Fine-tuning

Appears in 4 papers

Adapting a pre-trained model to a specific task by continuing training on labelled task data with a small learning rate.

As used in Paper 10 — Improving Language Understanding by Generative Pre-Training →

Adapting a pre-trained model to a specific task by continuing training on labelled task data with a small learning rate. Updates all model weights (not just the classification head).

As used in Paper 11 — BERT: Pre-training of Deep Bidirectional Transformers for Language Understanding →

The second phase of BERT's training. The pre-trained model is loaded and trained further on a small labelled dataset for a specific task (e.g. sentiment analysis).

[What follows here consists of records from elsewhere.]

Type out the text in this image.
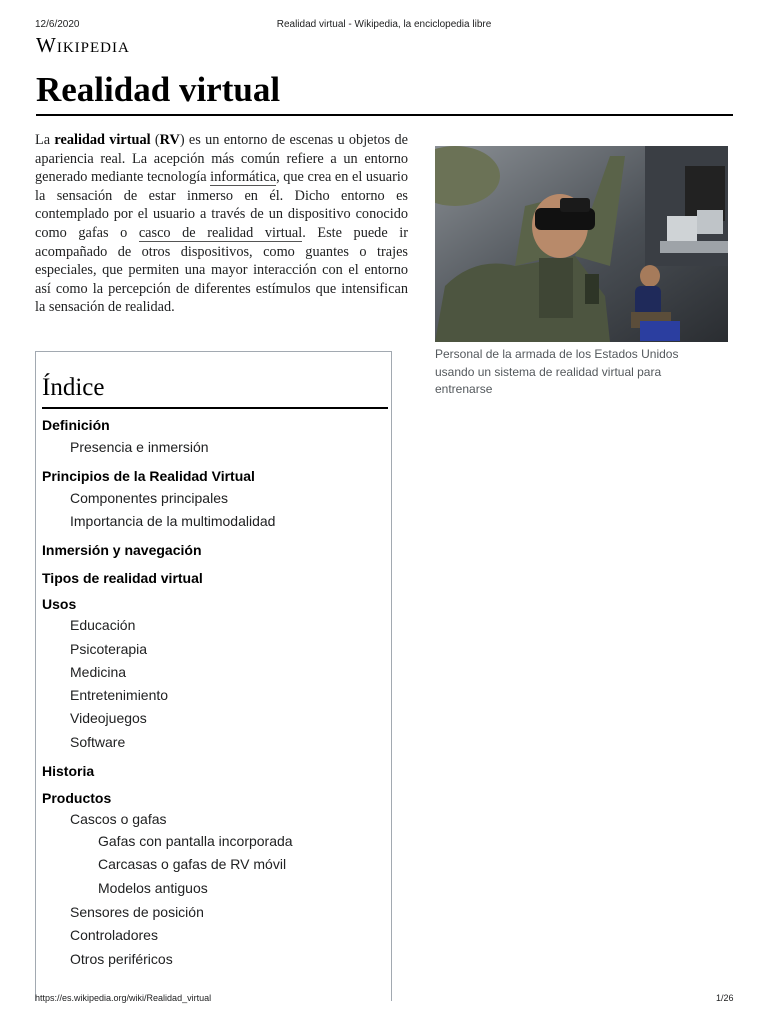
12/6/2020	Realidad virtual - Wikipedia, la enciclopedia libre
Wikipedia
Realidad virtual

La realidad virtual (RV) es un entorno de escenas u objetos de apariencia real. La acepción más común refiere a un entorno generado mediante tecnología informática, que crea en el usuario la sensación de estar inmerso en él. Dicho entorno es contemplado por el usuario a través de un dispositivo conocido como gafas o casco de realidad virtual. Este puede ir acompañado de otros dispositivos, como guantes o trajes especiales, que permiten una mayor interacción con el entorno así como la percepción de diferentes estímulos que intensifican la sensación de realidad.

Personal de la armada de los Estados Unidos usando un sistema de realidad virtual para entrenarse
Índice
Definición
Presencia e inmersión
Principios de la Realidad Virtual
Componentes principales
Importancia de la multimodalidad
Inmersión y navegación
Tipos de realidad virtual
Usos
Educación
Psicoterapia
Medicina
Entretenimiento
Videojuegos
Software
Historia
Productos
Cascos o gafas
Gafas con pantalla incorporada
Carcasas o gafas de RV móvil
Modelos antiguos
Sensores de posición
Controladores
Otros periféricos
https://es.wikipedia.org/wiki/Realidad_virtual	1/26
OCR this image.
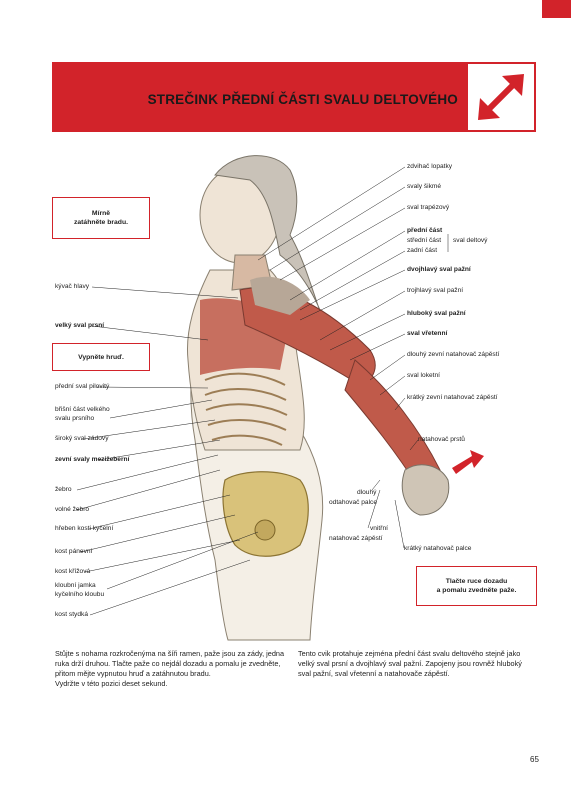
STREČINK PŘEDNÍ ČÁSTI SVALU DELTOVÉHO
Mírně
zatáhněte bradu.
Vypněte hruď.
Tlačte ruce dozadu
a pomalu zvedněte paže.
kývač hlavy
velký sval prsní
přední sval pilovitý
břišní část velkého
svalu prsního
široký sval zádový
zevní svaly mezižeberní
žebro
volné žebro
hřeben kosti kyčelní
kost pánevní
kost křížová
kloubní jamka
kyčelního kloubu
kost stydká
zdvihač lopatky
svaly šikmé
sval trapézový
přední část
střední část
zadní část
sval deltový
dvojhlavý sval pažní
trojhlavý sval pažní
hluboký sval pažní
sval vřetenní
dlouhý zevní natahovač zápěstí
sval loketní
krátký zevní natahovač zápěstí
natahovač prstů
dlouhý
odtahovač palce
vnitřní
natahovač zápěstí
krátký natahovač palce
Stůjte s nohama rozkročenýma na šíři ramen, paže jsou za zády, jedna
ruka drží druhou. Tlačte paže co nejdál dozadu a pomalu je zvedněte,
přitom mějte vypnutou hruď a zatáhnutou bradu.
Vydržte v této pozici deset sekund.
Tento cvik protahuje zejména přední část svalu deltového stejně jako
velký sval prsní a dvojhlavý sval pažní. Zapojeny jsou rovněž hluboký
sval pažní, sval vřetenní a natahovače zápěstí.
65
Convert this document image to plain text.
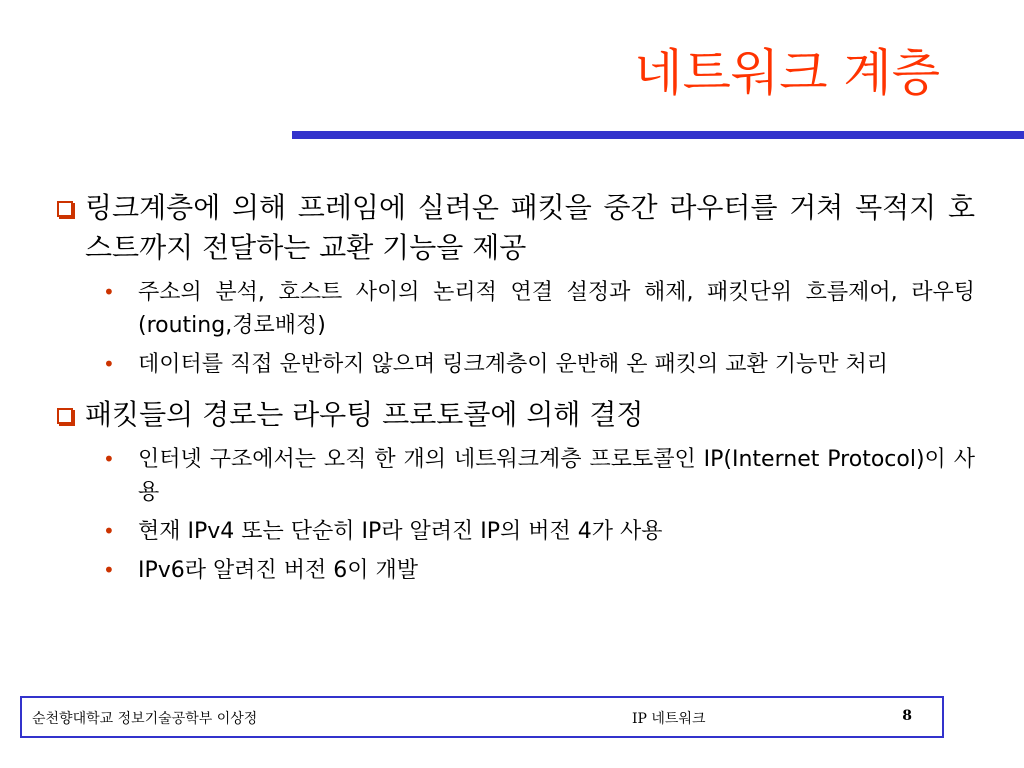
네트워크 계층
링크계층에 의해 프레임에 실려온 패킷을 중간 라우터를 거쳐 목적지 호스트까지 전달하는 교환 기능을 제공
•	주소의 분석, 호스트 사이의 논리적 연결 설정과 해제, 패킷단위 흐름제어, 라우팅(routing,경로배정)
•	데이터를 직접 운반하지 않으며 링크계층이 운반해 온 패킷의 교환 기능만 처리
패킷들의 경로는 라우팅 프로토콜에 의해 결정
•	인터넷 구조에서는 오직 한 개의 네트워크계층 프로토콜인 IP(Internet Protocol)이 사용
•	현재 IPv4 또는 단순히 IP라 알려진 IP의 버전 4가 사용
•	IPv6라 알려진 버전 6이 개발
순천향대학교 정보기술공학부 이상정	IP 네트워크	8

All parameters — including the Transformer encoder — are updated, but the learning rate is kept very small (2e-5 to 5e-5) to avoid catastrophic forgetting.

As used in Paper 12 — Language Models are Few-Shot Learners →

Training a pre-trained model on labeled data specific to a particular task. In traditional NLP (before GPT-3), every new task required fine-tuning. GPT-3 replaced fine-tuning with prompt engineering + in-context learning.

As used in Paper 13 — Scaling Laws for Neural Language Models →

Training a pre-trained model on smaller amounts of labeled data specific to a downstream task. The scaling laws focus on pre-training; fine-tuning uses a different compute profile.